In «Roxy» durfte Marti dem Publikum singend erklären, dass eine «kleine feine Handarbeit» schon immer die Männer beglückt habe … Er tat es mit jenem doppeldeutigen Operettengrinsen, das dem Genre entspricht und jedes Mal aufs Neue Beifallsstürme entfachte. Eine Art Doppeldeutigkeit, die man bei den meisten Opernsänger*innen im Operettenfach leider weitgehend vermisst. (MANNSCHAFT berichtete über den ersten schwulen Opernführer der Welt.)
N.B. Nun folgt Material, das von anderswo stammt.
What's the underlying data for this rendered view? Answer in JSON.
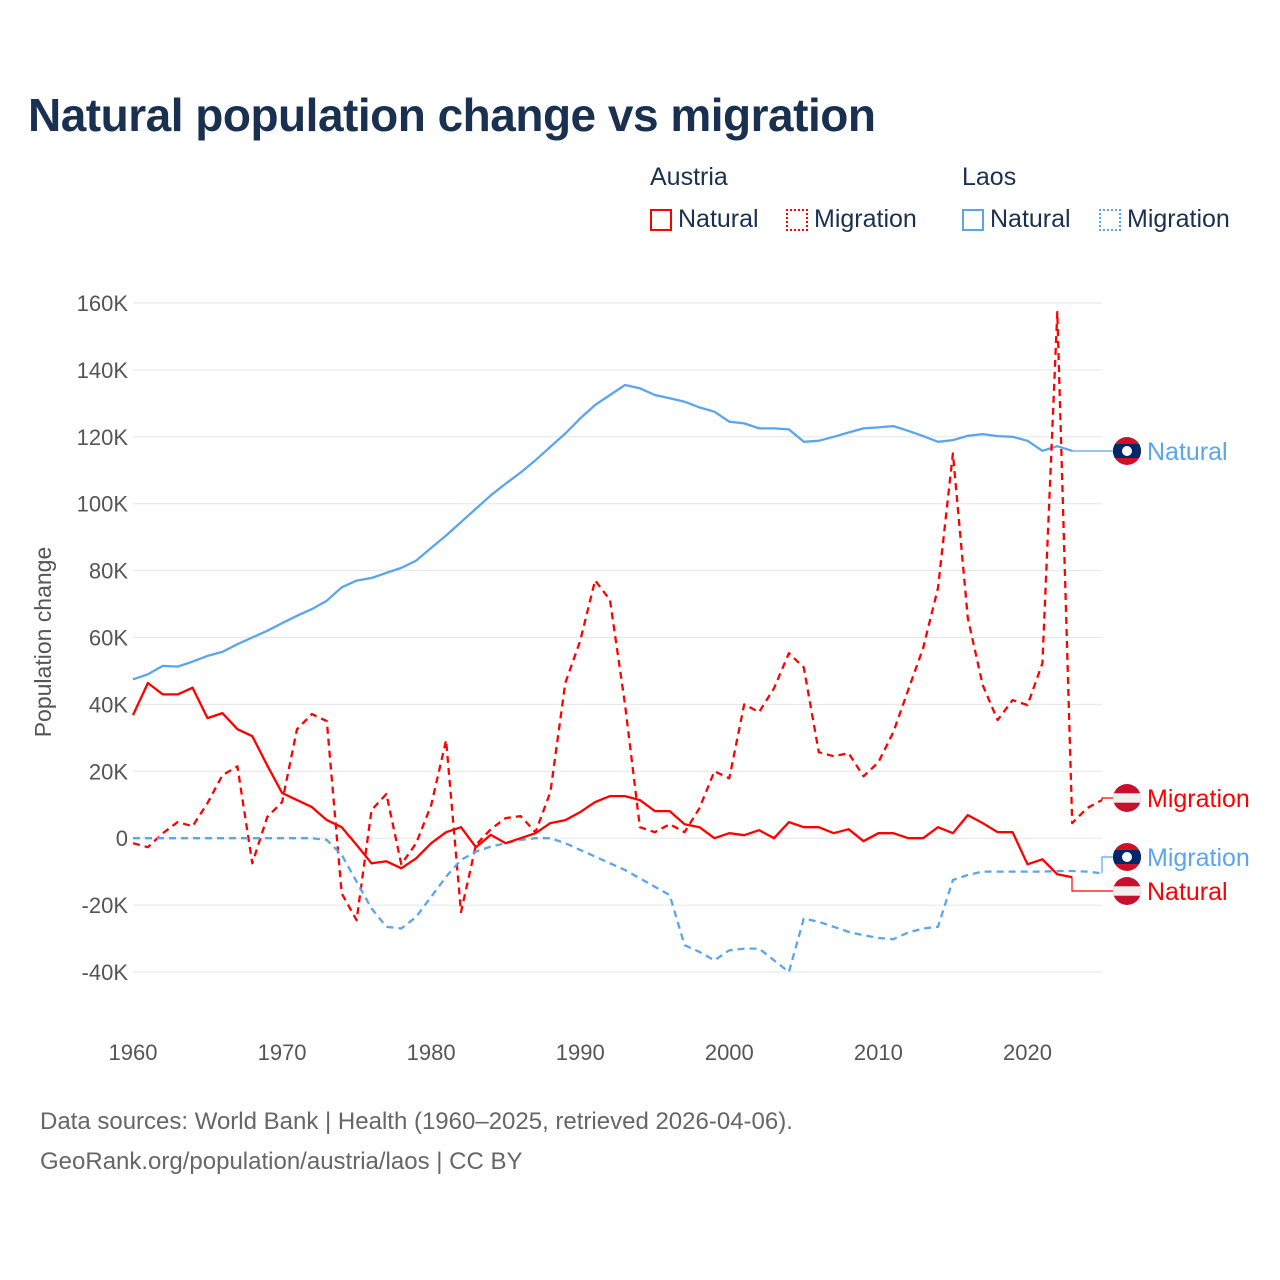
{
  "title": "Natural population change vs migration",
  "legend": {
    "groups": [
      {
        "name": "Austria",
        "items": [
          "Natural",
          "Migration"
        ],
        "color": "#ff0000"
      },
      {
        "name": "Laos",
        "items": [
          "Natural",
          "Migration"
        ],
        "color": "#5aa5ec"
      }
    ]
  },
  "source": {
    "line1": "Data sources: World Bank | Health (1960–2025, retrieved 2026-04-06).",
    "line2": "GeoRank.org/population/austria/laos | CC BY"
  },
  "chart_data": {
    "type": "line",
    "title": "Natural population change vs migration",
    "xlabel": "",
    "ylabel": "Population change",
    "xlim": [
      1960,
      2025
    ],
    "ylim": [
      -40000,
      160000
    ],
    "x_ticks": [
      "1960",
      "1970",
      "1980",
      "1990",
      "2000",
      "2010",
      "2020"
    ],
    "y_ticks": [
      "160K",
      "140K",
      "120K",
      "100K",
      "80K",
      "60K",
      "40K",
      "20K",
      "0",
      "-20K",
      "-40K"
    ],
    "grid": true,
    "x": [
      1960,
      1961,
      1962,
      1963,
      1964,
      1965,
      1966,
      1967,
      1968,
      1969,
      1970,
      1971,
      1972,
      1973,
      1974,
      1975,
      1976,
      1977,
      1978,
      1979,
      1980,
      1981,
      1982,
      1983,
      1984,
      1985,
      1986,
      1987,
      1988,
      1989,
      1990,
      1991,
      1992,
      1993,
      1994,
      1995,
      1996,
      1997,
      1998,
      1999,
      2000,
      2001,
      2002,
      2003,
      2004,
      2005,
      2006,
      2007,
      2008,
      2009,
      2010,
      2011,
      2012,
      2013,
      2014,
      2015,
      2016,
      2017,
      2018,
      2019,
      2020,
      2021,
      2022,
      2023,
      2024,
      2025
    ],
    "series": [
      {
        "name": "Laos Natural",
        "country": "Laos",
        "kind": "Natural",
        "color": "#5aa5ec",
        "dashed": false,
        "end_label": "Natural",
        "values": [
          47500,
          49000,
          51500,
          51300,
          52800,
          54500,
          55700,
          58000,
          60000,
          62000,
          64300,
          66500,
          68500,
          71000,
          75000,
          77000,
          77800,
          79300,
          80800,
          83000,
          86800,
          90500,
          94500,
          98500,
          102500,
          106000,
          109300,
          113000,
          117000,
          121000,
          125500,
          129500,
          132500,
          135500,
          134500,
          132500,
          131500,
          130500,
          128800,
          127500,
          124500,
          124000,
          122500,
          122500,
          122200,
          118500,
          118800,
          120000,
          121300,
          122500,
          122800,
          123200,
          121800,
          120200,
          118500,
          119000,
          120300,
          120800,
          120200,
          120000,
          118800,
          115800,
          117200,
          115800,
          null,
          null
        ]
      },
      {
        "name": "Austria Migration",
        "country": "Austria",
        "kind": "Migration",
        "color": "#ff0000",
        "dashed": true,
        "end_label": "Migration",
        "values": [
          -1500,
          -2700,
          1500,
          4800,
          3600,
          10500,
          18800,
          21500,
          -7500,
          6300,
          10800,
          32600,
          37100,
          35000,
          -16500,
          -24500,
          8400,
          13200,
          -7800,
          -1500,
          9900,
          29300,
          -22100,
          -2000,
          2700,
          6000,
          6600,
          1800,
          13800,
          46400,
          59000,
          77100,
          71200,
          40000,
          3300,
          1800,
          4200,
          1800,
          9000,
          20000,
          17900,
          40000,
          37700,
          44800,
          55300,
          51000,
          25700,
          24500,
          25400,
          18500,
          22700,
          31700,
          44300,
          56800,
          74800,
          115000,
          65800,
          45800,
          35300,
          41300,
          39800,
          52300,
          157300,
          4500,
          9000,
          11400
        ]
      },
      {
        "name": "Laos Migration",
        "country": "Laos",
        "kind": "Migration",
        "color": "#5aa5ec",
        "dashed": true,
        "end_label": "Migration",
        "values": [
          0,
          0,
          0,
          0,
          0,
          0,
          0,
          0,
          0,
          0,
          0,
          0,
          0,
          -500,
          -5000,
          -13000,
          -21000,
          -26500,
          -27000,
          -23500,
          -17500,
          -11500,
          -6500,
          -4000,
          -2500,
          -1500,
          -500,
          0,
          0,
          -1500,
          -3500,
          -5500,
          -7500,
          -9500,
          -12000,
          -14500,
          -17000,
          -32000,
          -34000,
          -36500,
          -33500,
          -33000,
          -33000,
          -36500,
          -40000,
          -24000,
          -25000,
          -26500,
          -28000,
          -29000,
          -29800,
          -30200,
          -28200,
          -27000,
          -26500,
          -12500,
          -11000,
          -10000,
          -10000,
          -10000,
          -10000,
          -10000,
          -9800,
          -9800,
          -10000,
          -10500
        ]
      },
      {
        "name": "Austria Natural",
        "country": "Austria",
        "kind": "Natural",
        "color": "#ff0000",
        "dashed": false,
        "end_label": "Natural",
        "values": [
          36800,
          46400,
          43000,
          43000,
          45000,
          35900,
          37400,
          32600,
          30500,
          21800,
          13500,
          11400,
          9300,
          5400,
          3300,
          -2000,
          -7500,
          -6900,
          -9000,
          -6000,
          -1500,
          1800,
          3300,
          -2700,
          1000,
          -1500,
          0,
          1500,
          4500,
          5400,
          7800,
          10800,
          12600,
          12600,
          11400,
          8100,
          8100,
          4200,
          3300,
          0,
          1500,
          900,
          2400,
          0,
          4800,
          3300,
          3300,
          1500,
          2700,
          -900,
          1500,
          1500,
          0,
          0,
          3300,
          1500,
          6900,
          4500,
          1800,
          1800,
          -7800,
          -6300,
          -10800,
          -11700,
          null,
          null
        ]
      }
    ]
  }
}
Eine vierte Produktion – die Gendernormen durchbrechende «Fledermaus» von Johann Strauss – fiel coronabedingt in Berlin aus, vorerst zumindest. Dafür lief sie zuletzt erfolgreich in Zürich. (MANNSCHAFT berichtete über die Produktion.)
Schwarzen Löcher im Mondkäse Die Produktion von «Frau Luna» 2016 im Tipi am Kanzleramt wurde zwar als glitzerndes Pfister-Spektakel während eines der Lockdowns gestreamt, aber bislang nie auf DVD veröffentlicht. Die Welt schrieb dazu: «Da blubbert die Milchstrasse vor Vergnügen, und es fliegen die schwarzen Löcher aus dem Mondkäse.» (MANNSCHAFT berichtete über die Operette für zwei schwule Tenöre von Johannes Kram und Florian Ludewig.)
Nach «Melodien fürs Gemüt» werden Christoph Marti und Tobias Bonn im Oktober 2022 in der Konzertreihe «Verzaubert» in Zürich und Winterthur mitwirken, organisiert von der Züricher Kantonalsbank. Der Untertitel ihres Programms lautet «Das Lila Lied», nach der berühmten LGBTIQ-Hymne von Mischa Spoliansky von 1920 mit der Refrainzeile «Wir aber sind anders als die andern». Womit sich die beiden Künstler erstmals explizit schwul-lesbischen Liedern widmen werden, in denen es inhaltlich um queeres Leben und den Befreiungskampf geht.